What we need is a way to run a dozen whois requests concurrently.  This leads us to multiprocessing, fan-out and fan-in.

Here's what we want.

def analyze_ip( logs ):
    user_queue = Queue()
    report_queue= Queue()
    user_from_log= ProducerProcess( name='book_users', target=book_users, args=(logs,), output_queue=user_queue, consumers=12 )
    workers= []
    for worker in range(12):
        get_details= ConsumerProducerProcess( name='user_whois', target=user_whois, kwargs=dict(LIVE=False),
        input_queue=user_queue, output_queue=report_queue, producers=1, consumers=1 )
    report= ConsumerProcess( name='final_report', target=final_report, 
        input_queue=report_queue, producers=12 )
    for w in workers:

This will do a number of concurrent whois requests, tying up lots and lots of resources and (hopefully) saturating the CPU with real work.

This shows a fan-out from one ProducerProcess to a dozen ConsumerProducerProcess instances.  It shows a fan-in from the  ConsumerProducerProcess to a single ConsumerProcess that writes the final report.

This is trivially scaled up (or done) by changing the number of processes in the middle.

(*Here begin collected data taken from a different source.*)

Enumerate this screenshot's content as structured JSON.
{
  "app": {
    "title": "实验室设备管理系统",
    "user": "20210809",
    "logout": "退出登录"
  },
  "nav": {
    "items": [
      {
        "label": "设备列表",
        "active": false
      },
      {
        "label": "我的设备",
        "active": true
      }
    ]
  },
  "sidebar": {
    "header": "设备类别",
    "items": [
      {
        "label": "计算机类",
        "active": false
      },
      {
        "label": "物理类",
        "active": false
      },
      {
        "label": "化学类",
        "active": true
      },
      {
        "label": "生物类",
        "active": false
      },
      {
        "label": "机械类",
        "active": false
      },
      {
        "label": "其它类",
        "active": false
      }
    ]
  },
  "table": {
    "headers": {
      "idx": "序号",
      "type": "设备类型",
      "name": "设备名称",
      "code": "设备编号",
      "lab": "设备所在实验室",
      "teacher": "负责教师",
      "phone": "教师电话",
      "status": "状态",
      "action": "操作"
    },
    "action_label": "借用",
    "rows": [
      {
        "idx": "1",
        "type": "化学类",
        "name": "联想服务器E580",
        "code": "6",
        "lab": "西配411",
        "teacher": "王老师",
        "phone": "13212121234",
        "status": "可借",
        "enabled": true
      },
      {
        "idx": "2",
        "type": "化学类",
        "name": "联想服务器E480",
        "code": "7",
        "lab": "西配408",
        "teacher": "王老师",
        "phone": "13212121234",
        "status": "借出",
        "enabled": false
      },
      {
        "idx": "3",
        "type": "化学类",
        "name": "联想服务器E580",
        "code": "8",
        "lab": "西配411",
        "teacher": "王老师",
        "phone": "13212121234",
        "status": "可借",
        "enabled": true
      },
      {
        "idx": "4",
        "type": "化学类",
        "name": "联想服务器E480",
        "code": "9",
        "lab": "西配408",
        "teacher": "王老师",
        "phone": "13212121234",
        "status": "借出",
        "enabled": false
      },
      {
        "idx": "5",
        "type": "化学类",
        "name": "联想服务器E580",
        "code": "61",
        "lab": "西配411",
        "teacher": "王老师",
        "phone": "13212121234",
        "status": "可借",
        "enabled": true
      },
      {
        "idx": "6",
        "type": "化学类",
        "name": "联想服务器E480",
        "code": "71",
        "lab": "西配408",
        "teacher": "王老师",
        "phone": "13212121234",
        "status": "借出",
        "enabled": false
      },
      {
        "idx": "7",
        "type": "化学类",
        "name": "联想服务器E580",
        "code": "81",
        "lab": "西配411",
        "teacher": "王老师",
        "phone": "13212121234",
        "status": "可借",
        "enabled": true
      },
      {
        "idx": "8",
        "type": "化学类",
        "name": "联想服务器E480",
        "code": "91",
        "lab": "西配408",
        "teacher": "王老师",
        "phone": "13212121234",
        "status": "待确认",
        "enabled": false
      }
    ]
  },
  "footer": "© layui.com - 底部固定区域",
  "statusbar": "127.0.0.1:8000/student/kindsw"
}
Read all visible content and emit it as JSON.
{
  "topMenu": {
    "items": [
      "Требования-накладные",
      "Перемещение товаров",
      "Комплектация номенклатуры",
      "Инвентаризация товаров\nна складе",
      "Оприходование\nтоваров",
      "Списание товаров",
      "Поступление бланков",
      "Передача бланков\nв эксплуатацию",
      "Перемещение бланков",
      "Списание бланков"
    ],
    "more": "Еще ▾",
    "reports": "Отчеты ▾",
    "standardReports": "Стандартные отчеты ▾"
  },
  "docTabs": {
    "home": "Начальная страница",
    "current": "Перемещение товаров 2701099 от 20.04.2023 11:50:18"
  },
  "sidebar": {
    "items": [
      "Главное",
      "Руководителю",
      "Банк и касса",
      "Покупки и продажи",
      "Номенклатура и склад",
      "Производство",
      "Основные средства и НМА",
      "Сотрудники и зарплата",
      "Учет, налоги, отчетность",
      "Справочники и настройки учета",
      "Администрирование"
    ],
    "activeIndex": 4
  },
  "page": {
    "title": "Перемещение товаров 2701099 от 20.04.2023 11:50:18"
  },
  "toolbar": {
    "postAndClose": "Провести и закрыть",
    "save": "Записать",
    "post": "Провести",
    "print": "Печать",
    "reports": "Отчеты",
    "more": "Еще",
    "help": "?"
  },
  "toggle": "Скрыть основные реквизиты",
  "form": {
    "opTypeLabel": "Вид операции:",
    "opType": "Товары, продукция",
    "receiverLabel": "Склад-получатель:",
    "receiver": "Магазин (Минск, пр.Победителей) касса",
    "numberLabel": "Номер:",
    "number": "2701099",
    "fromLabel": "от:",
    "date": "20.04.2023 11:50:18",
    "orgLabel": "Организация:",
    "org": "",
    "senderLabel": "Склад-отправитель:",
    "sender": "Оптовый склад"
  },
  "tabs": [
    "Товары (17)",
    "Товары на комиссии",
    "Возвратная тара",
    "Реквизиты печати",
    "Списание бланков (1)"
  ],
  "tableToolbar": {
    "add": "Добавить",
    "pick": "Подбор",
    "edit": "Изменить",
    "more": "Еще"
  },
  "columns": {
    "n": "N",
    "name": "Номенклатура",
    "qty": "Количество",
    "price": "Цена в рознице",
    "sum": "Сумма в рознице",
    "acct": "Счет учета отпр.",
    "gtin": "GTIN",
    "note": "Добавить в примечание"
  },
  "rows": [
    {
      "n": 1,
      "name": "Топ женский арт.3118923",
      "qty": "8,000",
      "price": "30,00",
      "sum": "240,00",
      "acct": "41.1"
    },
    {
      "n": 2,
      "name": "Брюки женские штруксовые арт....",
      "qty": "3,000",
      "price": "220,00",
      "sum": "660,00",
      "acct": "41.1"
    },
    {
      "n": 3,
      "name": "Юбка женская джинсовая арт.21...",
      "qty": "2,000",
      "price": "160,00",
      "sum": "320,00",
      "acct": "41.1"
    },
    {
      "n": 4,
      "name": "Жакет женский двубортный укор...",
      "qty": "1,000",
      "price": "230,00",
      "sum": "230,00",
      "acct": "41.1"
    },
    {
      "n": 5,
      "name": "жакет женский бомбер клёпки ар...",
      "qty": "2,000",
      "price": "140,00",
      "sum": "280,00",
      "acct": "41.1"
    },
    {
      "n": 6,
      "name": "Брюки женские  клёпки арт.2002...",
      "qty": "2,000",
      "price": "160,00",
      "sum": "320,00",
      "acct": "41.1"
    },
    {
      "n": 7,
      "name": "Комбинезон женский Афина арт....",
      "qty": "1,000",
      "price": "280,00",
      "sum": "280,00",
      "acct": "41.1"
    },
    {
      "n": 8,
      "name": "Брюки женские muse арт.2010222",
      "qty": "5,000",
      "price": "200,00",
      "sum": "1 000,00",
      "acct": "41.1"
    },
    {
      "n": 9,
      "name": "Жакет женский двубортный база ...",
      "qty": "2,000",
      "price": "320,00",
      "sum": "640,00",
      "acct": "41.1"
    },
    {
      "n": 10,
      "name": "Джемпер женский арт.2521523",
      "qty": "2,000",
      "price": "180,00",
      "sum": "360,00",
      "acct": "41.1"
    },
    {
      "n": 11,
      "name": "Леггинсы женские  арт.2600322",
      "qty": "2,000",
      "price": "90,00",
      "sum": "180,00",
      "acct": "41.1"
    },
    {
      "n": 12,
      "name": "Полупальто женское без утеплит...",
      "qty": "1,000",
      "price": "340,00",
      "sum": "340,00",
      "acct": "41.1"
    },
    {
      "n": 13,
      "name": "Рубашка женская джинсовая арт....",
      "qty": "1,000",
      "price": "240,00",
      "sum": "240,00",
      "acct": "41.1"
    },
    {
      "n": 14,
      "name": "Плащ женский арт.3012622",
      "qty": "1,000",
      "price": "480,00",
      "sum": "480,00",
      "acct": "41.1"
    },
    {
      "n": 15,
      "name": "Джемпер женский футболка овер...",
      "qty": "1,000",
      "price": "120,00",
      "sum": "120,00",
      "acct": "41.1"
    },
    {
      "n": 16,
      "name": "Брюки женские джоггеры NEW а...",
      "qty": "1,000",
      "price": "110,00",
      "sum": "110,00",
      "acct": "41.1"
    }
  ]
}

What's important is that the actual functions involved ( book_users, user_whois and final_report) are relatively trivial generator functions that consume source data (log files or queue entries) and produce results (queue entries or a report file.)

Also important is the fact that it closes down cleanly.  When the input reaches end-of-file, sentinel values are put into the queues to trickle through and lead to orderly process shutdown.